Oh, but it is, Zack thought. Very right.
He’d bet what was left of his good reputation on it.
ZACK TOOK his time reintroducing himself to Quimby. After leaving Fred, he stopped for a cold drink at the Burger Bucket drive-in and flirted very mildly with the waitress, who, despite several tattoos and piercings, looked no more than nineteen. She stood at the counter, smoking, trying to maintain her cool while whispering to the fry girl. Zack looked away, smiling at a squalling toddler in the next car until he recognized the child’s mother, Liz Somebody from high school, who gaped at him with her mouth open. After the first moment of shock, she recovered enough to shoot him an impressively nasty evil eye.
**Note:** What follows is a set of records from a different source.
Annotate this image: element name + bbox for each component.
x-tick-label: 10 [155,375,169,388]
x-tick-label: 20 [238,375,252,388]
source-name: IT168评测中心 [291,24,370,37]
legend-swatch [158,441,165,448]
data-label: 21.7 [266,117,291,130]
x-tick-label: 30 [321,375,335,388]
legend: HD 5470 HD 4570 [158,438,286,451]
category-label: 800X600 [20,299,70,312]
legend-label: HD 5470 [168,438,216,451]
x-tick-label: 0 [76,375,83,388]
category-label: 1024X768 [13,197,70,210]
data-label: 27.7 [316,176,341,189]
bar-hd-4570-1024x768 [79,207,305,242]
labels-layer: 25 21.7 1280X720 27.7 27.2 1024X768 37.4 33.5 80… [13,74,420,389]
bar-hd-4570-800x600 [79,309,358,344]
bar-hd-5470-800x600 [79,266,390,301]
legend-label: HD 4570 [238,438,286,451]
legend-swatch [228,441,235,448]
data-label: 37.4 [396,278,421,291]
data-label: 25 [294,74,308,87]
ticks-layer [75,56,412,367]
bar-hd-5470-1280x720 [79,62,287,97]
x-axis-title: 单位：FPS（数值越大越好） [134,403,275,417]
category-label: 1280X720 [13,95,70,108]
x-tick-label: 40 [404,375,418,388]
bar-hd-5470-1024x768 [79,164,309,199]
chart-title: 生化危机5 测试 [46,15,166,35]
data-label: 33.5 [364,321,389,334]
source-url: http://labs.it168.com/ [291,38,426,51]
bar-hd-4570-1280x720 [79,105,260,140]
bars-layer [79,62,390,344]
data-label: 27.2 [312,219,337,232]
He drove away, remembering that Liz had been one of Laurel’s bridesmaids. And that there were six of them.
Enough for a posse.
Next he went to the lake. In another week the water would be warm enough for pleasant swimming, but even now there were several hardy bathers. Pale, fleshy bodies lined the sand like walruses basking in the sun. Little kids dashed in and out of the shallows, squealing and splashing, the lifeguard poised to take flight from his peeling white throne.
Zack parked and sat on the hood of his car. The water and sky were complementary shades of blue, drenched with so much sunlight his eyes began to water and he had to fish a pair of shades from his pocket. He smelled pine resin, warm tar. Hot sand. The medicinal odor of sunscreen and the indefinable dank, marshy tang of lake water.
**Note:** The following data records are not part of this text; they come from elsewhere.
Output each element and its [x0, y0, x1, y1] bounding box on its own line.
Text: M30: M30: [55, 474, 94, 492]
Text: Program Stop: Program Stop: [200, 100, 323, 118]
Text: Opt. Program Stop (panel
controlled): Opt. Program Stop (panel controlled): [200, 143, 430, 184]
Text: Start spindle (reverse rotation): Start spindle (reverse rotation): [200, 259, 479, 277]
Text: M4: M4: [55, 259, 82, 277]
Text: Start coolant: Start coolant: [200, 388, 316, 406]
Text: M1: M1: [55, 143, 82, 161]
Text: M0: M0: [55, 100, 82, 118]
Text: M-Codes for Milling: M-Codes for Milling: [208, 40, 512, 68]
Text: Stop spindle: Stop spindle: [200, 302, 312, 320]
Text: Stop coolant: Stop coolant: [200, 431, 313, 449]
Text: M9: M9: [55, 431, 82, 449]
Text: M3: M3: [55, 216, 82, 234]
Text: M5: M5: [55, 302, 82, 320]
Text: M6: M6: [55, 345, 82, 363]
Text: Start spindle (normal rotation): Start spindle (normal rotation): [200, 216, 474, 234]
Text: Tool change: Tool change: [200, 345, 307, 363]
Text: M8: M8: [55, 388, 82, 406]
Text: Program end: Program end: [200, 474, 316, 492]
Memories came in a flood. He’d been the lifeguard at Mirror Lake for four summers, from ages sixteen to twenty. An uncomplicated time. He remembered the slow roasting hours of midday, the usual teenage horseplay with his swim team buddies, the day Julia Knox had pranced across the sand in braids and a yellow bikini and he’d decided that she was the girl for him.
Zack grimaced. His life would have stayed uncomplicated if only they’d married. For a time, he’d thought that eventually they would…until Julia had come to him at the start of their junior year of college and confessed that she loved someone else. The worst part of it had been that he wasn’t devastated by the news, not really. He and Julia…they’d never truly sparked. Not in the crackling, fiery way that burned hot enough to last a lifetime.
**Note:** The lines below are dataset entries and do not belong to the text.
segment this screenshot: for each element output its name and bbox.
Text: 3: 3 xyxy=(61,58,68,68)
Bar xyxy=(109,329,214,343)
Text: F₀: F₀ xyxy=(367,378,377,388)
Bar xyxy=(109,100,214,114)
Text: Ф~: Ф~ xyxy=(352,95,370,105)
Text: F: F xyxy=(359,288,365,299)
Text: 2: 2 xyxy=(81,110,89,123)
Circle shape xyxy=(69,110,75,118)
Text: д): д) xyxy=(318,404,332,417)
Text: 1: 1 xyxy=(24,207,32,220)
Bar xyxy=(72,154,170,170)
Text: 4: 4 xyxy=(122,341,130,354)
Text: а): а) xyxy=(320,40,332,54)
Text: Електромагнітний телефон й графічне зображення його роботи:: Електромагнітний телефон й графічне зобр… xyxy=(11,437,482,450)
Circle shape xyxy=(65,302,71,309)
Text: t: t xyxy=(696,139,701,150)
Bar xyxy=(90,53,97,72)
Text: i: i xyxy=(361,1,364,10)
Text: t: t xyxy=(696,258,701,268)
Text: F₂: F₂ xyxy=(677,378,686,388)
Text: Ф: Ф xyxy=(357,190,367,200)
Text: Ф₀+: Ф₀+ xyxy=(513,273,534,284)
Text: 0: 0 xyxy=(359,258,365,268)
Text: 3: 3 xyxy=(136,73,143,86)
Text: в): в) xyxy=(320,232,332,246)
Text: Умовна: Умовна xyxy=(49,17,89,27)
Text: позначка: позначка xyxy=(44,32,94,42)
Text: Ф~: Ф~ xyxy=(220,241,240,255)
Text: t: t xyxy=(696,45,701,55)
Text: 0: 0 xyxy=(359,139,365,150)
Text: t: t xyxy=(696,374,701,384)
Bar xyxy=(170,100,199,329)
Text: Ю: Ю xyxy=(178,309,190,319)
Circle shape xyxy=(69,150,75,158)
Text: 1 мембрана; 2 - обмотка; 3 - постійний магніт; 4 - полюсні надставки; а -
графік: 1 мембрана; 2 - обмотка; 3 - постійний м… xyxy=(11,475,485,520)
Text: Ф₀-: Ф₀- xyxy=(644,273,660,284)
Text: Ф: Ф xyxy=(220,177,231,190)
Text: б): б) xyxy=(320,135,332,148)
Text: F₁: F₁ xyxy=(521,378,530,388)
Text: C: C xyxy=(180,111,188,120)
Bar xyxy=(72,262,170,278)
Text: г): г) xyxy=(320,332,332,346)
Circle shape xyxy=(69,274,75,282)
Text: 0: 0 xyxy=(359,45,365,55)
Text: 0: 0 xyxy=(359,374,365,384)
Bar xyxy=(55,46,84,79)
Zack stood up. Enough wallowing. Someone looked over and waved at him from a beach towel as he slammed the car door. He didn’t stop. Gravel spit beneath the back wheels of the Jag as he peeled out of the parking lot like a hot-rodder.
He pulled together a bagful of groceries at the little mom-and-pop convenience store at the crossroads. Mom was too myopic to see beyond her nose. Pop looked at Zack with a vague recognition; Zack was gone before it jelled.